Le guardie, si legge nel documento, pensano che questa adolescente dai capelli e gli occhi neri, così coraggiosa, possa essere una dei leader delle proteste. Cercano di prenderla, ma lei scappa. In quell’ora che passa prima dell’arresto, Nika sente al telefono Nele — la ragazza tedesca che ama — e le dice «mi stanno cercando, abbi cura di te».
La trovano. La caricano in auto. Sono gli agenti della Squadra 12. Dietro, con lei, ci sono le guardie Arash Kalhor, Sadegh Monjazy e Behrooz Sadeghy. Davanti, il caposquadra Morteza Jalil. Centri di detenzione e questure respingono la richiesta di prenderla in carico: non ci sono più posti. In quei giorni le celle sono piene delle centinaia di ragazzi che protestano contro la dittatura — in pochi mesi ne uccideranno 551.
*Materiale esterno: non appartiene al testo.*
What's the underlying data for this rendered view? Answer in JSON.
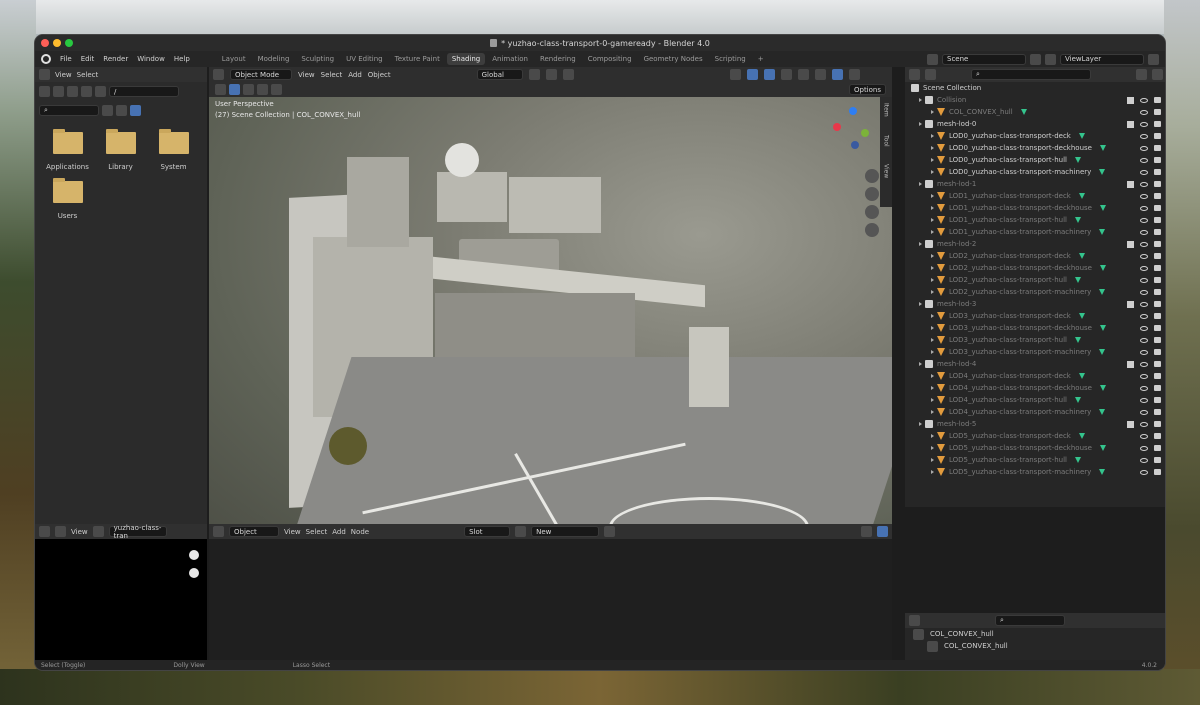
{
  "window": {
    "title": "* yuzhao-class-transport-0-gameready - Blender 4.0"
  },
  "menu": {
    "items": [
      "File",
      "Edit",
      "Render",
      "Window",
      "Help"
    ]
  },
  "workspace_tabs": [
    "Layout",
    "Modeling",
    "Sculpting",
    "UV Editing",
    "Texture Paint",
    "Shading",
    "Animation",
    "Rendering",
    "Compositing",
    "Geometry Nodes",
    "Scripting"
  ],
  "active_tab": "Shading",
  "scene": {
    "label": "Scene",
    "view_layer": "ViewLayer"
  },
  "file_browser": {
    "menu": [
      "View",
      "Select"
    ],
    "path": "/",
    "folders": [
      "Applications",
      "Library",
      "System",
      "Users"
    ]
  },
  "viewport": {
    "mode": "Object Mode",
    "menu": [
      "View",
      "Select",
      "Add",
      "Object"
    ],
    "transform": "Global",
    "options": "Options",
    "perspective": "User Perspective",
    "context": "(27) Scene Collection | COL_CONVEX_hull",
    "side_tabs": [
      "Item",
      "Tool",
      "View"
    ]
  },
  "outliner": {
    "root": "Scene Collection",
    "rows": [
      {
        "label": "Collision",
        "type": "coll",
        "level": 1,
        "dim": true
      },
      {
        "label": "COL_CONVEX_hull",
        "type": "mesh",
        "level": 2,
        "dim": true
      },
      {
        "label": "mesh-lod-0",
        "type": "coll",
        "level": 1,
        "dim": false
      },
      {
        "label": "LOD0_yuzhao-class-transport-deck",
        "type": "mesh",
        "level": 2,
        "dim": false
      },
      {
        "label": "LOD0_yuzhao-class-transport-deckhouse",
        "type": "mesh",
        "level": 2,
        "dim": false
      },
      {
        "label": "LOD0_yuzhao-class-transport-hull",
        "type": "mesh",
        "level": 2,
        "dim": false
      },
      {
        "label": "LOD0_yuzhao-class-transport-machinery",
        "type": "mesh",
        "level": 2,
        "dim": false
      },
      {
        "label": "mesh-lod-1",
        "type": "coll",
        "level": 1,
        "dim": true
      },
      {
        "label": "LOD1_yuzhao-class-transport-deck",
        "type": "mesh",
        "level": 2,
        "dim": true
      },
      {
        "label": "LOD1_yuzhao-class-transport-deckhouse",
        "type": "mesh",
        "level": 2,
        "dim": true
      },
      {
        "label": "LOD1_yuzhao-class-transport-hull",
        "type": "mesh",
        "level": 2,
        "dim": true
      },
      {
        "label": "LOD1_yuzhao-class-transport-machinery",
        "type": "mesh",
        "level": 2,
        "dim": true
      },
      {
        "label": "mesh-lod-2",
        "type": "coll",
        "level": 1,
        "dim": true
      },
      {
        "label": "LOD2_yuzhao-class-transport-deck",
        "type": "mesh",
        "level": 2,
        "dim": true
      },
      {
        "label": "LOD2_yuzhao-class-transport-deckhouse",
        "type": "mesh",
        "level": 2,
        "dim": true
      },
      {
        "label": "LOD2_yuzhao-class-transport-hull",
        "type": "mesh",
        "level": 2,
        "dim": true
      },
      {
        "label": "LOD2_yuzhao-class-transport-machinery",
        "type": "mesh",
        "level": 2,
        "dim": true
      },
      {
        "label": "mesh-lod-3",
        "type": "coll",
        "level": 1,
        "dim": true
      },
      {
        "label": "LOD3_yuzhao-class-transport-deck",
        "type": "mesh",
        "level": 2,
        "dim": true
      },
      {
        "label": "LOD3_yuzhao-class-transport-deckhouse",
        "type": "mesh",
        "level": 2,
        "dim": true
      },
      {
        "label": "LOD3_yuzhao-class-transport-hull",
        "type": "mesh",
        "level": 2,
        "dim": true
      },
      {
        "label": "LOD3_yuzhao-class-transport-machinery",
        "type": "mesh",
        "level": 2,
        "dim": true
      },
      {
        "label": "mesh-lod-4",
        "type": "coll",
        "level": 1,
        "dim": true
      },
      {
        "label": "LOD4_yuzhao-class-transport-deck",
        "type": "mesh",
        "level": 2,
        "dim": true
      },
      {
        "label": "LOD4_yuzhao-class-transport-deckhouse",
        "type": "mesh",
        "level": 2,
        "dim": true
      },
      {
        "label": "LOD4_yuzhao-class-transport-hull",
        "type": "mesh",
        "level": 2,
        "dim": true
      },
      {
        "label": "LOD4_yuzhao-class-transport-machinery",
        "type": "mesh",
        "level": 2,
        "dim": true
      },
      {
        "label": "mesh-lod-5",
        "type": "coll",
        "level": 1,
        "dim": true
      },
      {
        "label": "LOD5_yuzhao-class-transport-deck",
        "type": "mesh",
        "level": 2,
        "dim": true
      },
      {
        "label": "LOD5_yuzhao-class-transport-deckhouse",
        "type": "mesh",
        "level": 2,
        "dim": true
      },
      {
        "label": "LOD5_yuzhao-class-transport-hull",
        "type": "mesh",
        "level": 2,
        "dim": true
      },
      {
        "label": "LOD5_yuzhao-class-transport-machinery",
        "type": "mesh",
        "level": 2,
        "dim": true
      }
    ]
  },
  "properties": {
    "object": "COL_CONVEX_hull",
    "sub": "COL_CONVEX_hull"
  },
  "image_editor": {
    "menu": "View",
    "image_name": "yuzhao-class-tran"
  },
  "node_editor": {
    "type": "Object",
    "menu": [
      "View",
      "Select",
      "Add",
      "Node"
    ],
    "slot": "Slot",
    "new": "New"
  },
  "status": {
    "select": "Select (Toggle)",
    "dolly": "Dolly View",
    "lasso": "Lasso Select",
    "version": "4.0.2"
  }
}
Nel report della Bbc si legge la testimonianza di una guardia, Sadeghy. Racconta che nella camionetta Nika urla, si dimena: «Arash Kalhor le ha imbavagliato la bocca con i calzini ma lei ha iniziato a dibattersi. Poi Monjazy le si è seduto sopra. Non so cosa sia successo, ma dopo pochi minuti ha iniziato a imprecare. Non vedevo niente, sentivo solo combattimenti e colpi». Kalhor spiega di aver acceso la torcia del telefono e di aver visto Monjazy «infilarle la mano nei pantaloni». Poi, dice, perdono il controllo. «Non so chi lo stesse facendo, ma potevo sentire il manganello che colpiva l’accusata. Ho iniziato a dare calci e pugni ma in realtà non sapevo se stavo colpendo i nostri ragazzi o Nika». Monjazy nega le affermazioni di Kalhor. Dice di non averle messo la mano nei pantaloni, ma ammette di essersi «eccitato» seduto su di lei e di averle toccato il sedere.
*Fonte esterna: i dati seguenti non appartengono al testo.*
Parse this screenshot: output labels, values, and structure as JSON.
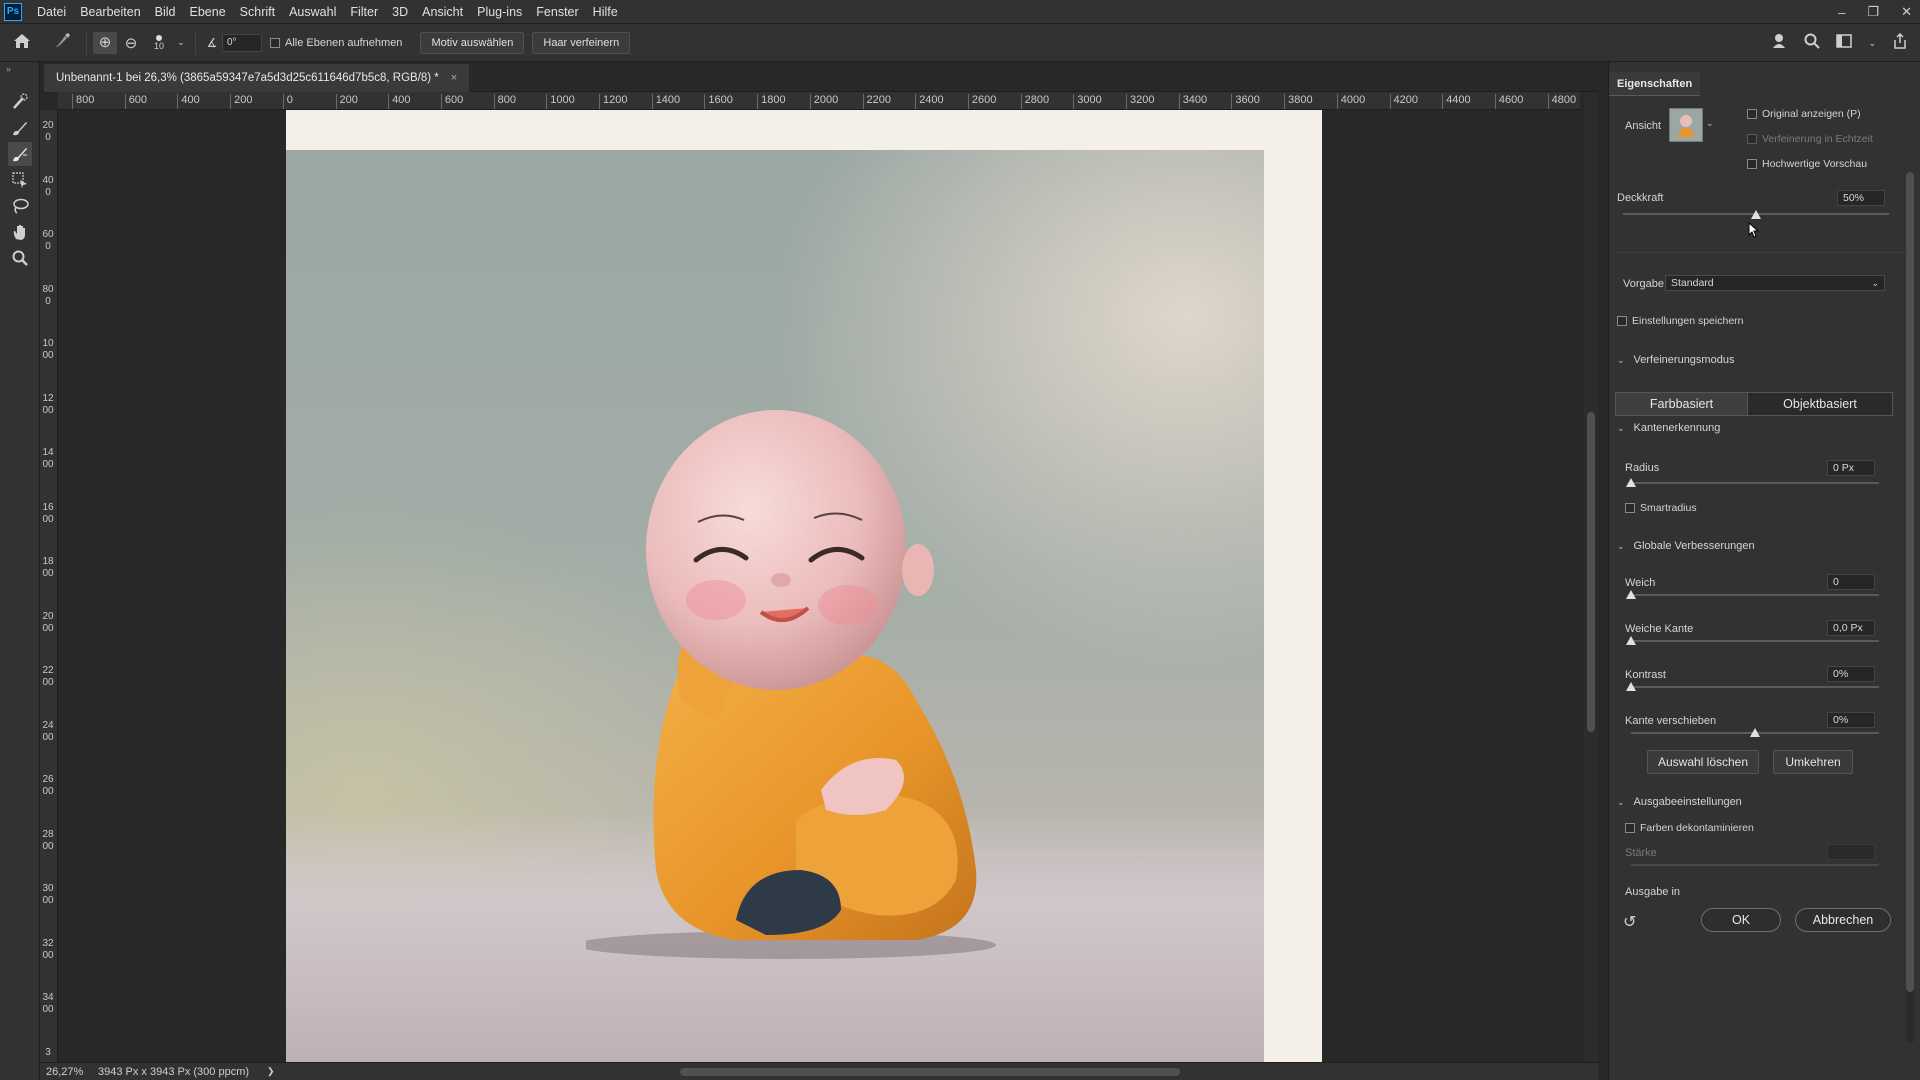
{
  "app": {
    "logo": "Ps"
  },
  "menu": [
    "Datei",
    "Bearbeiten",
    "Bild",
    "Ebene",
    "Schrift",
    "Auswahl",
    "Filter",
    "3D",
    "Ansicht",
    "Plug-ins",
    "Fenster",
    "Hilfe"
  ],
  "window_controls": {
    "minimize": "–",
    "restore": "❐",
    "close": "✕"
  },
  "options": {
    "brush_size": "10",
    "angle": "0°",
    "sample_all_layers": "Alle Ebenen aufnehmen",
    "select_subject": "Motiv auswählen",
    "refine_hair": "Haar verfeinern"
  },
  "document": {
    "tab_title": "Unbenannt-1 bei 26,3% (3865a59347e7a5d3d25c611646d7b5c8, RGB/8) *",
    "tab_close": "×"
  },
  "ruler_top": [
    "800",
    "600",
    "400",
    "200",
    "0",
    "200",
    "400",
    "600",
    "800",
    "1000",
    "1200",
    "1400",
    "1600",
    "1800",
    "2000",
    "2200",
    "2400",
    "2600",
    "2800",
    "3000",
    "3200",
    "3400",
    "3600",
    "3800",
    "4000",
    "4200",
    "4400",
    "4600",
    "4800"
  ],
  "ruler_left": [
    "200",
    "400",
    "600",
    "800",
    "1000",
    "1200",
    "1400",
    "1600",
    "1800",
    "2000",
    "2200",
    "2400",
    "2600",
    "2800",
    "3000",
    "3200",
    "3400",
    "3"
  ],
  "status": {
    "zoom": "26,27%",
    "dimensions": "3943 Px x 3943 Px (300 ppcm)",
    "arrow": "❯"
  },
  "panel": {
    "title": "Eigenschaften",
    "view_label": "Ansicht",
    "show_original": "Original anzeigen (P)",
    "realtime_refine": "Verfeinerung in Echtzeit",
    "hq_preview": "Hochwertige Vorschau",
    "opacity_label": "Deckkraft",
    "opacity_value": "50%",
    "opacity_level": 0.5,
    "preset_label": "Vorgabe",
    "preset_value": "Standard",
    "save_settings": "Einstellungen speichern",
    "refine_mode_section": "Verfeinerungsmodus",
    "mode_color": "Farbbasiert",
    "mode_object": "Objektbasiert",
    "edge_detection_section": "Kantenerkennung",
    "radius_label": "Radius",
    "radius_value": "0 Px",
    "smart_radius": "Smartradius",
    "global_section": "Globale Verbesserungen",
    "smooth_label": "Weich",
    "smooth_value": "0",
    "feather_label": "Weiche Kante",
    "feather_value": "0,0 Px",
    "contrast_label": "Kontrast",
    "contrast_value": "0%",
    "shift_edge_label": "Kante verschieben",
    "shift_edge_value": "0%",
    "clear_selection": "Auswahl löschen",
    "invert": "Umkehren",
    "output_section": "Ausgabeeinstellungen",
    "decontaminate": "Farben dekontaminieren",
    "amount_label": "Stärke",
    "output_to_label": "Ausgabe in",
    "ok": "OK",
    "cancel": "Abbrechen",
    "reset_icon": "↺"
  },
  "colors": {
    "ui_bg": "#323232",
    "canvas_bg": "#282828",
    "robe": "#e89a2a",
    "skin": "#e8b8b8"
  }
}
Con le mani legate dietro la schiena, Nika graffia, si dimena, si difende. Il caposquadra ordina all’autista di accostare. Apre la porta posteriore e vede che Nika è morta, che è stata uccisa dalle bastonate, dai calci e dai pugni dei suoi tre uomini. Le pulisce il sangue dalla testa «che non era in buone condizioni». Decidono di abbandonare il corpo martoriato sul ciglio della strada e iniziano la messinscena.
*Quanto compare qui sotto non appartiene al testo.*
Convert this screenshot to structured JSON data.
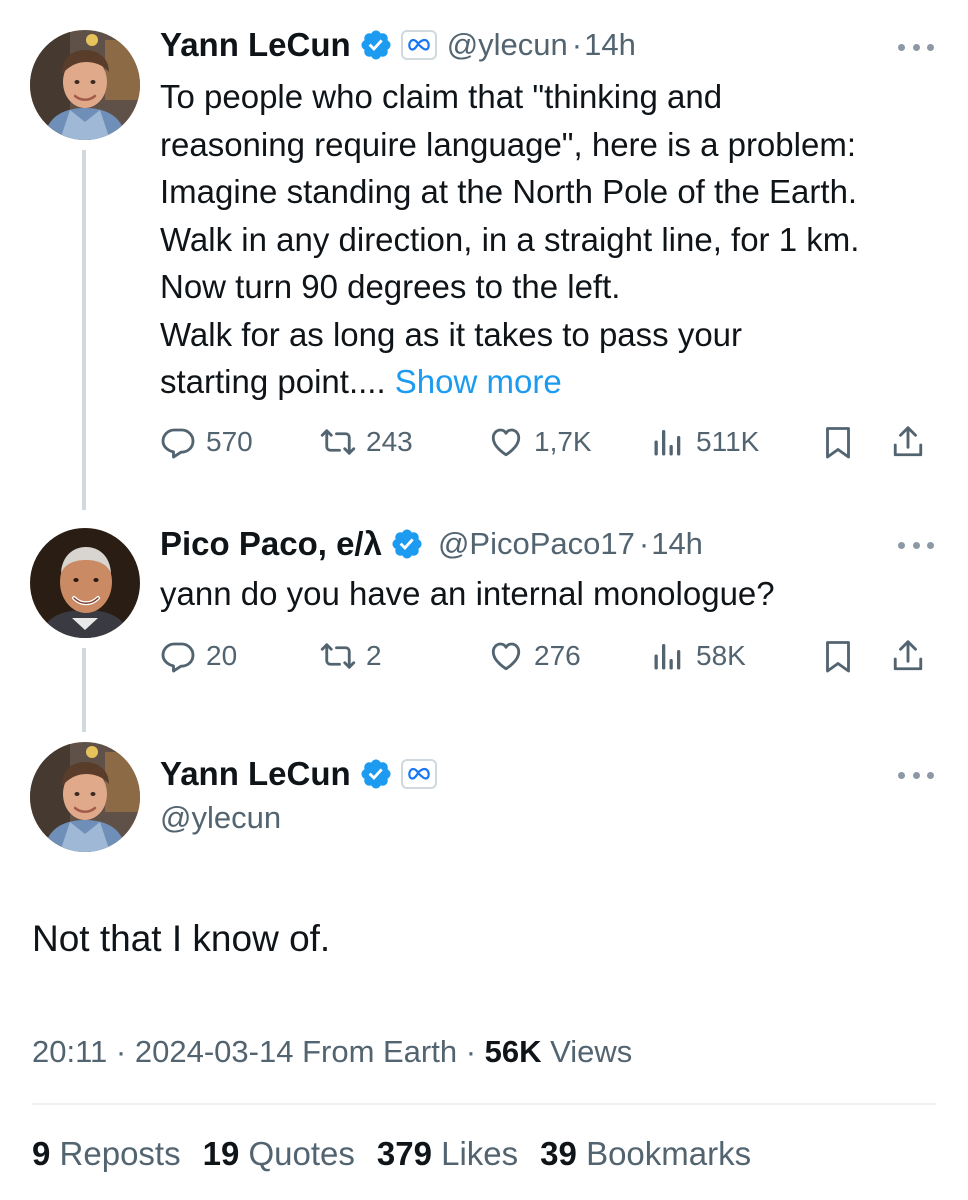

Avanti veloce un anno e mezzo dopo.
Due settimane fa, la polizia morale arresta a Teheran la sorella, Aida Shakarami perché non indossa il velo. Aida è rilasciata su cauzione. La famiglia racconta che alla ragazza è stato vietato di uscire di casa e di usare il cellulare. Appena fuori dalla prigione, Aida sfodera lo stesso spudorato coraggio di Nika. Si scatta una foto: stringe tra le braccia un mazzo di fiori, sorride e ha il capo scoperto. Proprio come quello dell’amata sorella.